Interviewed on the FT’s Money Clinic podcast, the financial expert commented on plans to lower the salary level at which graduates must start repaying their loans. The Financial Times reported that ministers are considering lowering the threshold from its current level of £ 27,225 to around £ 23,000 in the future, although no official announcement has been made.

The earlier threshold level changes were applied to all English graduates who started classes after September 2012, as well as current and future university students. However, Lewis said any decision to retrospectively lower the threshold for existing graduates would be a “violation of natural justice” that risked ruining the finances of millions of low-income people.

Podcast: Martin Lewis Tackles Student Loan Changes

Claer Barrett interviews Martin Lewis, founder of Listen now

With the cost of living rapidly rising, he predicted that “so many training problems” would arise, including the ability for young workers to opt out of automatic pension enrollment to increase their wages.

“It’s a form of financial disaster, but the spread of it is so much wider than that,” he said. “One could even argue that there is a risk to the fertility of the nation, because if people spend so much money in the beginning, people tend to delay when they want to start a family.”

The money-saving expert also pledged to campaign against any change if it were applied retrospectively to all English graduates on ‘Plan 2’ loans.

“If it’s in retrospect, then for me it’s a violation of natural justice and it’s definitely something I would cry out against,” he said. “Should students be afraid? Yes.”

The student loan system works more like a tax on graduates. Graduates must repay 9 percent of anything they earn above the threshold level, which continues until their loans are repaid, or 30 years have passed. However, only the highest paid graduates have a chance to write off all of the debt plus interest during this time.

Lewis said lowering the threshold would unfairly penalize low incomes who start repaying sooner. Since they are very unlikely to write off their debts, they would be forced to pay an additional 9% tax for a longer period.

However, he said the 20 percent of graduates who are expected to pay off all debt within 30 years could benefit.

“Paying off faster means they’ll actually pay less interest because they won’t have the loan for that long,” he said.Within the college leaving cohort, this is a very markedly regressive movement – costing those at the bottom of the ladder, benefiting those at the top end. “

The Augar review of post-18 education in 2019 recommended that the threshold be lowered to £ 23,000. A response to this report could be given at the time of the budget and expenditure review.

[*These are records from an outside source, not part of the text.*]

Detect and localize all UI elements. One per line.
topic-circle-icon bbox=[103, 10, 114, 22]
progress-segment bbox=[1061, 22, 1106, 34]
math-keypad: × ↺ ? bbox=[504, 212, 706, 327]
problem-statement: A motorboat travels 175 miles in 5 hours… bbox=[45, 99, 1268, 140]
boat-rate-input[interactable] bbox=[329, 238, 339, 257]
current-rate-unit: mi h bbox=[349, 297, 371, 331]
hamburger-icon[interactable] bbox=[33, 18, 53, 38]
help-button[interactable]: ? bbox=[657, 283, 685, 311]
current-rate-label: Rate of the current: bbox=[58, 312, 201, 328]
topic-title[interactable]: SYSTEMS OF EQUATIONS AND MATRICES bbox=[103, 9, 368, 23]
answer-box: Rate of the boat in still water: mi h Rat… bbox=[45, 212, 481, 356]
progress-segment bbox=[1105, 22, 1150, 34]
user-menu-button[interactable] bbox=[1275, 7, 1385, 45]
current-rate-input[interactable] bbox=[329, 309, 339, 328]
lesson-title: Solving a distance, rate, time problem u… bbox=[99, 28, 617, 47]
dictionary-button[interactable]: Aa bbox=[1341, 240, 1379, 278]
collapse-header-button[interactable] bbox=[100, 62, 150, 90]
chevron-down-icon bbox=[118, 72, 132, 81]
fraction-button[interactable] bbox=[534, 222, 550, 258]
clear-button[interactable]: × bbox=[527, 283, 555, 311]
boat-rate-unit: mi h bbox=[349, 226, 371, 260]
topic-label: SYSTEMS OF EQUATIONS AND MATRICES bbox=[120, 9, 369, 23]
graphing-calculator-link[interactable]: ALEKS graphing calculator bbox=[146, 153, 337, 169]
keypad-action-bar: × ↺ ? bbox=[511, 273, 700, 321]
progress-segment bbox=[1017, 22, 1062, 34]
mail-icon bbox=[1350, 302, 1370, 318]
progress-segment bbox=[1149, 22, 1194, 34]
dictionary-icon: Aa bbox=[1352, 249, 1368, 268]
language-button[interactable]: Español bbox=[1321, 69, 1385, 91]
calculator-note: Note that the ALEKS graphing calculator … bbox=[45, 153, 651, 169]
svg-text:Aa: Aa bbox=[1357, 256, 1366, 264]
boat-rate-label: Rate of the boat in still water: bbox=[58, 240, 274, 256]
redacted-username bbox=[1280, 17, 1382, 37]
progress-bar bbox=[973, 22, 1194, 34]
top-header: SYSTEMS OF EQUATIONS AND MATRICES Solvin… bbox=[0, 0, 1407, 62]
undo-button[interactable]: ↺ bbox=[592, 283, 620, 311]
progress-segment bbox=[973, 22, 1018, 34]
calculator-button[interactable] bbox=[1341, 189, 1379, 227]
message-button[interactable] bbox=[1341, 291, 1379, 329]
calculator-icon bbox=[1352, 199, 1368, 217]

Lowering the threshold to this level would add around £ 400 per year to what most post-2012 graduates are currently paying back.

Someone with a salary of £ 30,000 would see their monthly student loan repayments drop from £ 20 to almost £ 53. Yet from next April they would also pay an additional £ 21 per month in national insurance.

According to the Institute for Fiscal Studies, collecting additional loan repayments could save the Treasury just under £ 2 billion a year.

Ola Majekodunmi, 24-year-old graduate: “Young adults’ finances are strained. »© All things money

Guest on the podcast, 24-year-old Ola Majekodunmi graduated during the pandemic with student debt of £ 65,000, which includes non-refundable accommodation costs from her final year.

Still living at home after landing her first job, she said having to repay a higher proportion of her salary would make the move even more difficult.

“For me, it’s a kick in the teeth given that we have just learned of an increase in national insurance that is affecting young adults and graduates,” she said.

“Young adults just don’t know where to put their money right now. We are strained on an already reduced salary because of the amount of taxes we already have to pay.

Ola started her own financial blog called All things money in response to the challenges she faces as a graduate on a limited budget.

Lewis, who has long been an advocate for making student funding fairer and easier to understand for graduates and their families, reiterated his call for the system to be renamed “Graduates Contribution”.

“It’s time to get rid of the name student loans and call it what it is, a graduate contribution system,” he said on the podcast.

“In other loans, you can’t change the terms retrospectively. And therefore, it is unfair to expect students and graduates to understand that the system is completely misnamed, completely mis-communicated, and that they have subscribed to something that is fundamentally different from what it is. they thought they did.